International Dylan Day, Location-Based E-Books, and More

by
Staff
5.14.15

Every day Poets & Writers Magazine scans the headlines—from publishing reports to academic announcements to literary dispatches—for all the news that creative writers need to know. Here are today's stories:

Today marks the first international “Dylan Day,” which commemorates Welsh poet Dylan Thomas’s first staged reading of Under Milk Wood at New York City’s 92nd Street Y Unterberg Poetry Center in 1953. People around the world are encouraged to celebrate the poet by attending readings, walking tours, and other Dylan Thomas–inspired events. Gillian Clarke, the national poet of Wales, shares her thoughts on why Dylan Thomas is rightfully owed this international holiday. (GalleyCat, Guardian)

As part of Dylan Day, an exhibit in Dylan Thomas’s hometown of Swansea, Wales, will display the poet’s “lost” notebook from the 1930s. The notebook, which Swansea University purchased last year for £104,500, features some of Thomas’s teenage writings. Swansea University professor John Goodby noted that the discovery is the “holy grail” for Thomas scholars. (BBC News)

Simon & Schuster has partnered with digital content platform Foli to launch an e-book sampling app that offers titles based on a user’s location.

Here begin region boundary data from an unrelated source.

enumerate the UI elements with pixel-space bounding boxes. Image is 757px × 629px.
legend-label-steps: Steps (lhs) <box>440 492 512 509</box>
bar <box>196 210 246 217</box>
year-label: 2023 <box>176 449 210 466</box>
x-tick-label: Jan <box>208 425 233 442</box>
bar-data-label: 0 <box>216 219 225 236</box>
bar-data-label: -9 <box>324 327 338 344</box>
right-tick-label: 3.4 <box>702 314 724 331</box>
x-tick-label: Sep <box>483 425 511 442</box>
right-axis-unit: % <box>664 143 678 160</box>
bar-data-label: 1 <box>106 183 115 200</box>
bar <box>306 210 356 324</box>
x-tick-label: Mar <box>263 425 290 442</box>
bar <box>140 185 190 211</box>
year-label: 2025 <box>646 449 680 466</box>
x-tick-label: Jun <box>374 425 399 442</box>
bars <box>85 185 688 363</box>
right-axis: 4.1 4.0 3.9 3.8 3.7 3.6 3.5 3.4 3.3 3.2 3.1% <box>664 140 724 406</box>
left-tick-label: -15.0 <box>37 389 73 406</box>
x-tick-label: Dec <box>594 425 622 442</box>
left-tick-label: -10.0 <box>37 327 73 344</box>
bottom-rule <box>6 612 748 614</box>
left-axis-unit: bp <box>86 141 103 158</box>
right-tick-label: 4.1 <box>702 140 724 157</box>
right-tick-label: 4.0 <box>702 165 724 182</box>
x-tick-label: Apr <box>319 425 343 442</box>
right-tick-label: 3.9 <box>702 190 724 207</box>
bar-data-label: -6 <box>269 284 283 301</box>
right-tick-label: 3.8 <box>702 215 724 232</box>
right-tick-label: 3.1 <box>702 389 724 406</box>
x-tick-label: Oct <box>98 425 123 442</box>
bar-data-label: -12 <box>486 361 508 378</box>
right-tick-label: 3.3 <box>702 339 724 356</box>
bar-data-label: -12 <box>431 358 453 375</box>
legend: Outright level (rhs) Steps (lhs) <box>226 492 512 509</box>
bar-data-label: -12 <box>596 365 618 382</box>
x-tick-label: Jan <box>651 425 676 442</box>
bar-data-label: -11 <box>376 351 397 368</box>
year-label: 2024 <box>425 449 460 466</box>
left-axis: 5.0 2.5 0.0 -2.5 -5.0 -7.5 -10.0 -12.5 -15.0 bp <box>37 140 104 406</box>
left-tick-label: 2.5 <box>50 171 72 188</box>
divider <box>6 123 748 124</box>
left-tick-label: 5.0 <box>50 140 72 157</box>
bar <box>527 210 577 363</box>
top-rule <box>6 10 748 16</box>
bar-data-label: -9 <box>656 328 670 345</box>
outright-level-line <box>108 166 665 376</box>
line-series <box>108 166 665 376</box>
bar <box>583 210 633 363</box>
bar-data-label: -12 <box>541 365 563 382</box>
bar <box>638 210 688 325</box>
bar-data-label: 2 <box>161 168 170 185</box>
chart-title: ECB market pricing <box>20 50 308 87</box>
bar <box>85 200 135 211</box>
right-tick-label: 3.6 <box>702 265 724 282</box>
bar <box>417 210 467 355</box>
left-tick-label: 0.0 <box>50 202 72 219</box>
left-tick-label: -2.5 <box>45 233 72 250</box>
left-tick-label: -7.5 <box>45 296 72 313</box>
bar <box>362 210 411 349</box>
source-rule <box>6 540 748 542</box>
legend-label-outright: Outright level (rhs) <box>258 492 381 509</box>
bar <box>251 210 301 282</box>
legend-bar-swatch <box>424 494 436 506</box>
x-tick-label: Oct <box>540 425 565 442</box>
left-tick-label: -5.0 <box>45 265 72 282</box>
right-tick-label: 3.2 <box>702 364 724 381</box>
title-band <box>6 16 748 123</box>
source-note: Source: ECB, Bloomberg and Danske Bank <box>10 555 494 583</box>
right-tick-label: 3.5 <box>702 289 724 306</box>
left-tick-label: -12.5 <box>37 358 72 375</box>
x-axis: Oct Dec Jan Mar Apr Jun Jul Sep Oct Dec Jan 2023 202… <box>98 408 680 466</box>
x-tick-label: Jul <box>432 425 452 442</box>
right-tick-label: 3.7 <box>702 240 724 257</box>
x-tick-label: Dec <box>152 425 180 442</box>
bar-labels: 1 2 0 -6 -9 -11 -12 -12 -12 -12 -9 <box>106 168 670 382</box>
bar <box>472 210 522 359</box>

Foli’s geo-location technology allows customers to read samples of titles while at specific locations such as museums, train stations, and airports. (Shelf Awareness)

Henry Folger, the namesake of the Folger Shakespeare Library in Washington, D.C., is the subject of Andrea E. Mays’s new book, The Millionaire and the Bard. At NPR, Mays discusses Folger’s obsessive search to own Shakespeare’s first folios. The Folger Shakespeare Library still houses all eighty-two of the first folios purchased by Henry Folger.

LéaLA, the country’s largest Spanish-language literary festival, will take place this weekend in Los Angeles. The festival features more than ninety readings and other book events, and a trade show with more than three hundred publishing imprints represented. (Los Angeles Times)

The New York Times, BuzzFeed, and other media publishers have joined a program called Instant Articles that allows the outlets to publish articles directly onto Facebook’s news feed. (USA Today)

At Literary Hub, Jim Ruland considers the reasons writers are reluctant to “think like a merchant” when trying to sell their finished works.